Aardvark Safaris is shining a light on just a few of the many lodges that are continuing to provide invaluable support to communities and conservation in the current climate.
Alice Gully, co-owner of Aardvark Safaris, says, “Our aim is to keep supporting camps and to inspire travellers to think about future safaris in Africa. It is crucial that clients continue to keep planning for 2021, in order to provide hope and to sustain the industry”.
Last year travel and tourism contributed over $42 billion [Source: World Economic Forum] to sub-Saharan Africa’s GDP, of which a proportion goes to conservation and community projects. Alice says, “The sharp decline of tourism and global economic fallout is leading to large-scale job losses across Africa. Support will undoubtedly be needed for local communities in the coming months, and there is a concern that poaching may increase.”
Ant’s Reserve – Rhino Patrols on Horses in South Africa
At Ant’s Reserve in South Africa, where one of the most exciting activities is encountering white rhino on horseback, the team is aware that the lockdown makes them vulnerable to poachers. In just 48 hours, reports emerged of seven rhinos being poached in two different South African reserves, so lodge owner Ant Baber and his staff are on high alert. Many of the rangers that form part of the 24-hour guard on Ant’s Reserve chose to spend lockdown at Ant’s, and the team is doubling up on security by using the horses to make anti-poaching patrols, keeping them fit and healthy at the same time. They are even, when moonlight allows, heading out on night patrols on horseback.
Lewa – Protecting Rhino and the Community in Kenya
Lewa’s Wildlife Conservancy will focus on four areas to best support its most valuable conservation and community projects. Despite the huge loss in support through tourism, they will continue with the following projects: Security and anti-poaching for the critically endangered black rhino, which in partnership with Northern Rangelands Trust ensures continued protection for more than 10 million acres in northern Kenya.

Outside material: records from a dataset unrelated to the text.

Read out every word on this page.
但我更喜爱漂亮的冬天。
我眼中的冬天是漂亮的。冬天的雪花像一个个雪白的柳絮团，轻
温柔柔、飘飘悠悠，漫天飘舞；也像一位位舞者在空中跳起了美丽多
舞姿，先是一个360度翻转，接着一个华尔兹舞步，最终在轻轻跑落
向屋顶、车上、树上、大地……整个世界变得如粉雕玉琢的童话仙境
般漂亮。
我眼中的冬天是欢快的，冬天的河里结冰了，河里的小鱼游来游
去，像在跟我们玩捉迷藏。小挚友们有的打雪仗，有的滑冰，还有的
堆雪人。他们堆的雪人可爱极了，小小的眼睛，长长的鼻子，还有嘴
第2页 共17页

The Lewa Health Programme, which helps service 50,000 people through four clinics supporting communities around Lewa and ensures marginalized populations in remote areas can access basic healthcare and health education. The Women’s Micro-Credit Programme, which offers micro-loans to thousands of women whose small businesses are financial lifelines for their families, and will be even more vital in an economic downturn. Approximately 1,800 women and their families currently depend on this programme. Finally, Lewa will continue its commitment to the Educational Programme and the 400 children who depend on Lewa’s Bursary Pool Fund for school tuition, meals and materials.

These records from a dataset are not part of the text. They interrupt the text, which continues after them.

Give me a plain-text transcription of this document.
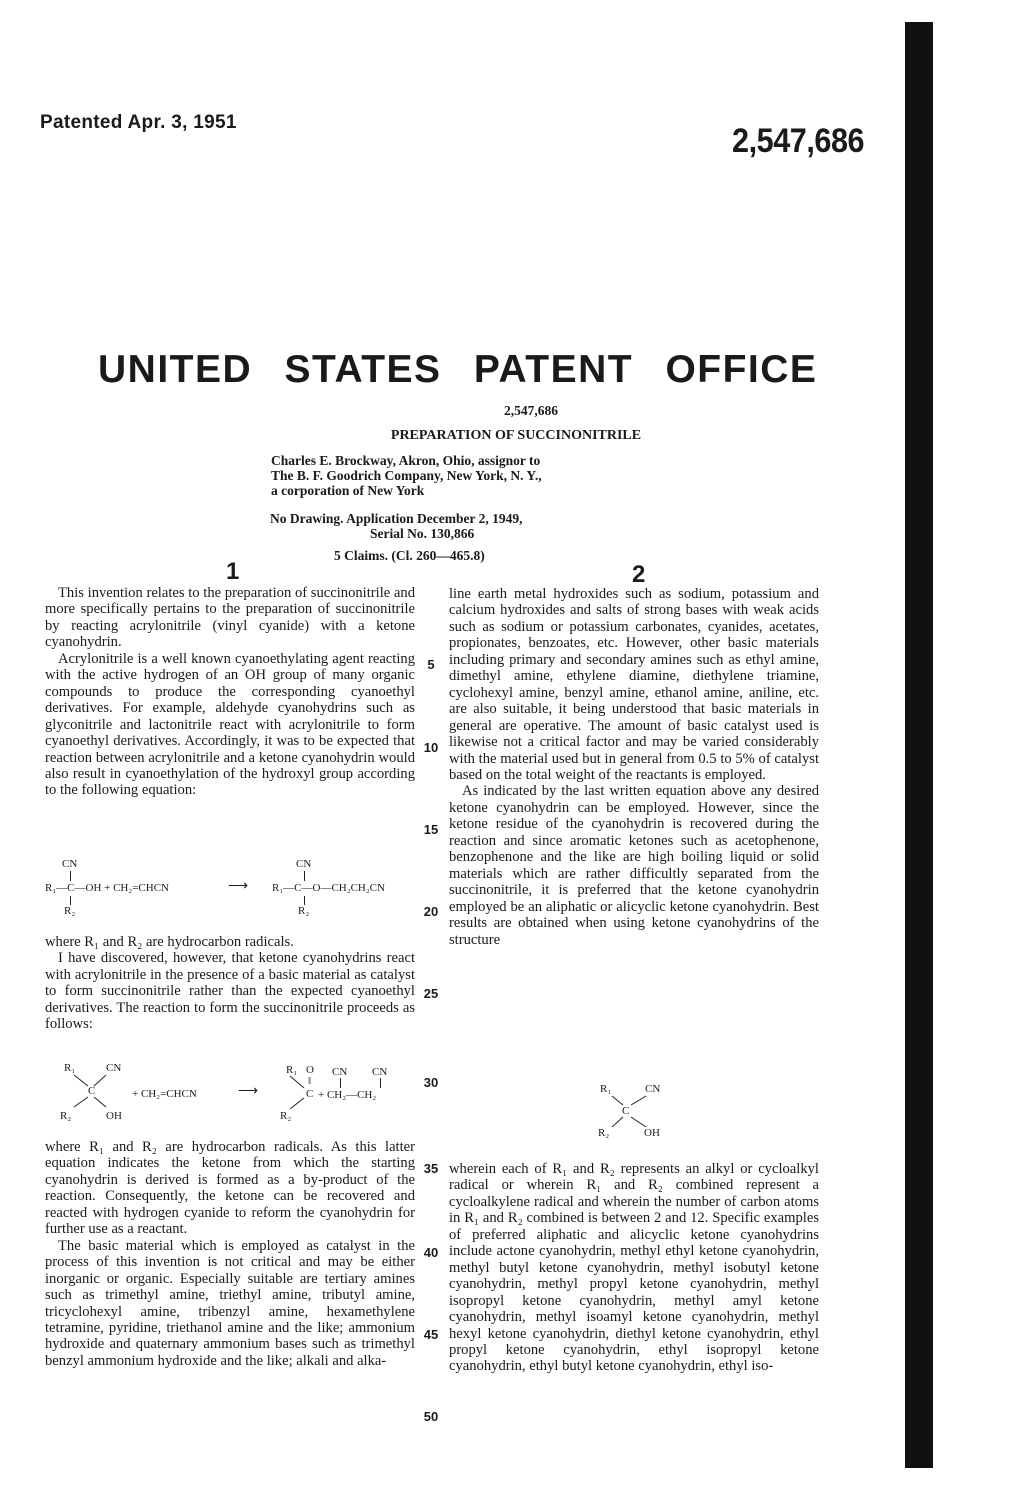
Patented Apr. 3, 1951	2,547,686
UNITED STATES PATENT OFFICE
2,547,686
PREPARATION OF SUCCINONITRILE
Charles E. Brockway, Akron, Ohio, assignor to
The B. F. Goodrich Company, New York, N. Y.,
a corporation of New York
No Drawing. Application December 2, 1949,
Serial No. 130,866
5 Claims. (Cl. 260—465.8)
1	2

This invention relates to the preparation of succinonitrile and more specifically pertains to the preparation of succinonitrile by reacting acrylonitrile (vinyl cyanide) with a ketone cyanohydrin.

Acrylonitrile is a well known cyanoethylating agent reacting with the active hydrogen of an OH group of many organic compounds to produce the corresponding cyanoethyl derivatives. For example, aldehyde cyanohydrins such as glyconitrile and lactonitrile react with acrylonitrile to form cyanoethyl derivatives. Accordingly, it was to be expected that reaction between acrylonitrile and a ketone cyanohydrin would also result in cyanoethylation of the hydroxyl group according to the following equation:

CN	CN
R₁—C—OH + CH₂=CHCN	⟶ R₁—C—O—CH₂CH₂CN
R₂	R₂

where R₁ and R₂ are hydrocarbon radicals.

I have discovered, however, that ketone cyanohydrins react with acrylonitrile in the presence of a basic material as catalyst to form succinonitrile rather than the expected cyanoethyl derivatives. The reaction to form the succinonitrile proceeds as follows:

R₁	CN
C	+ CH₂=CHCN	⟶
R₂	OH
R₁ O
‖
C
R₂
CN CN
+ CH₂—CH₂

where R₁ and R₂ are hydrocarbon radicals. As this latter equation indicates the ketone from which the starting cyanohydrin is derived is formed as a by-product of the reaction. Consequently, the ketone can be recovered and reacted with hydrogen cyanide to reform the cyanohydrin for further use as a reactant.

The basic material which is employed as catalyst in the process of this invention is not critical and may be either inorganic or organic. Especially suitable are tertiary amines such as trimethyl amine, triethyl amine, tributyl amine, tricyclohexyl amine, tribenzyl amine, hexamethylene tetramine, pyridine, triethanol amine and the like; ammonium hydroxide and quaternary ammonium bases such as trimethyl benzyl ammonium hydroxide and the like; alkali and alka-

5
10
15
20
25
30
35
40
45
50

line earth metal hydroxides such as sodium, potassium and calcium hydroxides and salts of strong bases with weak acids such as sodium or potassium carbonates, cyanides, acetates, propionates, benzoates, etc. However, other basic materials including primary and secondary amines such as ethyl amine, dimethyl amine, ethylene diamine, diethylene triamine, cyclohexyl amine, benzyl amine, ethanol amine, aniline, etc. are also suitable, it being understood that basic materials in general are operative. The amount of basic catalyst used is likewise not a critical factor and may be varied considerably with the material used but in general from 0.5 to 5% of catalyst based on the total weight of the reactants is employed.

As indicated by the last written equation above any desired ketone cyanohydrin can be employed. However, since the ketone residue of the cyanohydrin is recovered during the reaction and since aromatic ketones such as acetophenone, benzophenone and the like are high boiling liquid or solid materials which are rather difficultly separated from the succinonitrile, it is preferred that the ketone cyanohydrin employed be an aliphatic or alicyclic ketone cyanohydrin. Best results are obtained when using ketone cyanohydrins of the structure

R₁	CN
C
R₂	OH

wherein each of R₁ and R₂ represents an alkyl or cycloalkyl radical or wherein R₁ and R₂ combined represent a cycloalkylene radical and wherein the number of carbon atoms in R₁ and R₂ combined is between 2 and 12. Specific examples of preferred aliphatic and alicyclic ketone cyanohydrins include actone cyanohydrin, methyl ethyl ketone cyanohydrin, methyl butyl ketone cyanohydrin, methyl isobutyl ketone cyanohydrin, methyl propyl ketone cyanohydrin, methyl isopropyl ketone cyanohydrin, methyl amyl ketone cyanohydrin, methyl isoamyl ketone cyanohydrin, methyl hexyl ketone cyanohydrin, diethyl ketone cyanohydrin, ethyl propyl ketone cyanohydrin, ethyl isopropyl ketone cyanohydrin, ethyl butyl ketone cyanohydrin, ethyl iso-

Wilderness Safaris – Funding Anti-Poaching in Zimbabwe
Wilderness Safaris’ Sustainability Fund has reallocated money originally destined for an accommodation project to ensure that the Hwange’s Scorpion Anti-Poaching Unit can continue to operate for the next eight months. This will allow the Zimbabwean-based team to maintain its crucial year-round presence within the park, which is vital in the fight against poaching.
As the largest national park in Zimbabwe, Hwange is a significant tourism asset to the country, and Wilderness Safaris is determined to help preserve it with eyes ground to curb poaching activities.
Tongabezi Lodge – Community Support in Zambia
Tongabezi Lodge is running support projects to protect the local Simonga Village communities against coronavirus. Work includes providing information in multiple languages and giving the vulnerable special attention. Although the disease has not yet infected anyone in Simonga Village, the team is taking time to search out and educate village elders, those that live alone or in large family groups, and anyone who is otherwise vulnerable to the disease. The next step will be setting up a delivery system for food and hygiene necessities so that villagers can isolate as much as possible.
Samara Karoo Lodge – Rewilding in South Africa
Samara Karoo Lodge is a rewilding pioneer, turning some of Africa’s marginal farmland into protected areas and reintroducing native flora and wildlife to the land. Ultimately, the aim is to open up a vast wildlife corridor for elephants to traverse their ancient migratory route from the Karoo to the coast.
The lodge has turned to nature’s smallest guards, a widely used, but little known weapon in the conservation arsenal – the honeybee. Many animals, especially elephants, will avoid beehives because of the danger of being stung. At Samara, these honeybees will be used to protect iconic trees on the reserve, including an 800-year-old Shepherd Tree, from bull elephants and other wildlife.
Musekese Camp – Continued Employment to Prevent Poaching in Zambia
The owners of Musekese are prioritizing their staff’s continuous employment and therefore the future of Kafue National Park, where they operate. All staff are keeping busy with maintenance and rebuilding the camp, ready to welcome guests once travel is possible. Two new members have been added to the team, and they will focus on conservation research, grant procurement and proposal writing. Last year 70% of Musekese Conservation’s operating costs were covered by tourism, and the hope is that with some key grants they will be able to continue the conservation work in Kafue National Park throughout 2020.